Nell Bang-Jensen

Nell Bang-Jensen is a Philadelphia-based theater maker and the newly appointed Artistic Director of Theatre Horizon She has created four full-scale, original works, in addition to directing and producing for many of Philadelphia’s major theater institutions, including Philadelphia Theatre Company, the Wilma, Pig Iron, and the Painted Bride. Nell is a recipient of a 2019 Map Fund Award, a Next Stage Director’s Fellowship from the Drama League (2019), a Thomas J. Watson Fellow (2011-2012), a Frank 5 Fellow for the Aydelotte Foundation (2017), and a participant in the Leadership U: One-on-One program, funded by the Andrew W. Mellon Foundation and administered by Theatre Communications group; a national fellowship given to eight individuals who TCG believes are the core and future of theater.   In October 2018, American Theatre magazine named her one of six “theatre workers to know” across the nation.

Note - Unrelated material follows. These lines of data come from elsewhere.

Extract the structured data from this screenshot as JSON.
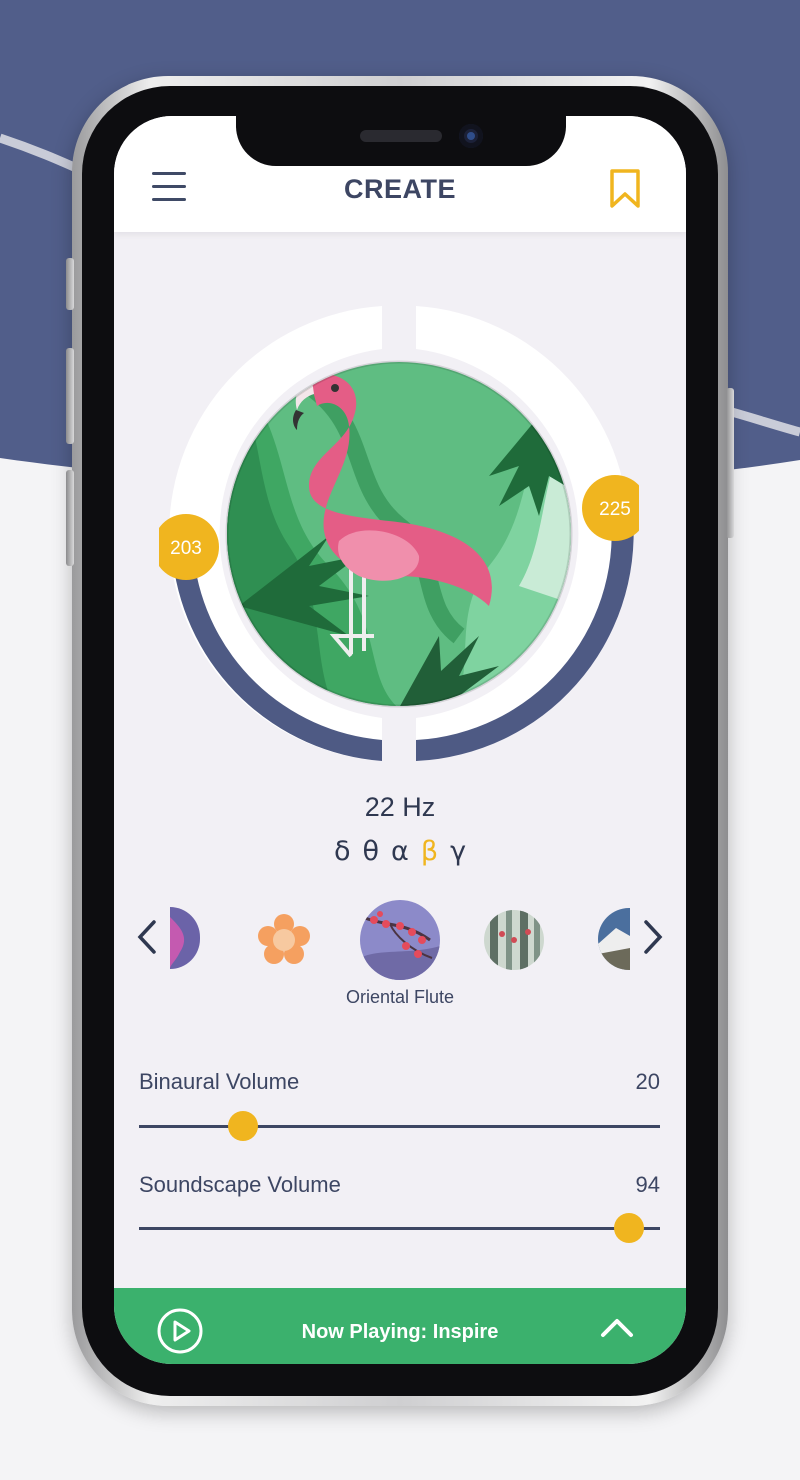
{
  "header": {
    "title": "CREATE",
    "menu_icon": "hamburger-menu-icon",
    "bookmark_icon": "bookmark-icon"
  },
  "dial": {
    "left_value": "203",
    "right_value": "225",
    "artwork": "flamingo-artwork"
  },
  "frequency": {
    "value": "22 Hz"
  },
  "bands": [
    {
      "label": "δ",
      "active": false
    },
    {
      "label": "θ",
      "active": false
    },
    {
      "label": "α",
      "active": false
    },
    {
      "label": "β",
      "active": true
    },
    {
      "label": "γ",
      "active": false
    }
  ],
  "soundscapes": {
    "selected_label": "Oriental Flute"
  },
  "sliders": {
    "binaural": {
      "label": "Binaural Volume",
      "value": "20",
      "level": 0.2
    },
    "soundscape": {
      "label": "Soundscape Volume",
      "value": "94",
      "level": 0.94
    }
  },
  "player": {
    "now_playing": "Now Playing: Inspire"
  },
  "colors": {
    "accent": "#f0b51f",
    "navy": "#4e5a84",
    "green": "#3bb16d",
    "text": "#3d4663"
  }
}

Nell has served as Associate Artistic Director of Pig Iron Theatre Company and was on the artistic staff of the Wilma Theater for three years. While at the Wilma, Nell helped to create the Hothouse: a resident acting company with an ensemble-based approach to creating theater. Nell is also passionate about Education and is an Senior Lecturer at the University of the Arts in their Directing, Production and Playwright Department. She has worked as a teaching artist for Philadelphia Young Playwrights and Hedgerow Theatre, and as one of three national curriculum designers for Microsoft’s Bing in the Classroom Initiative.  She has facilitated classes at Temple University and Swarthmore College, among others.

Nell is also a Co-Founder of HATCH, an arts residency in Harrisville, New Hampshire that provides female-identifying and non-binary artists with  time and space away from their daily lives to create new theater.

Her recent directing credits include WILD PARTY (UArts), THE CAREGIVERS (Pig Iron), PRACTICE WEDDING (Painted Bride) and THE REAL WHISPER (Polyphone Festival). Nell’s interests in radical models for community engagement, social practice, devising, and new play development, guide much of her work.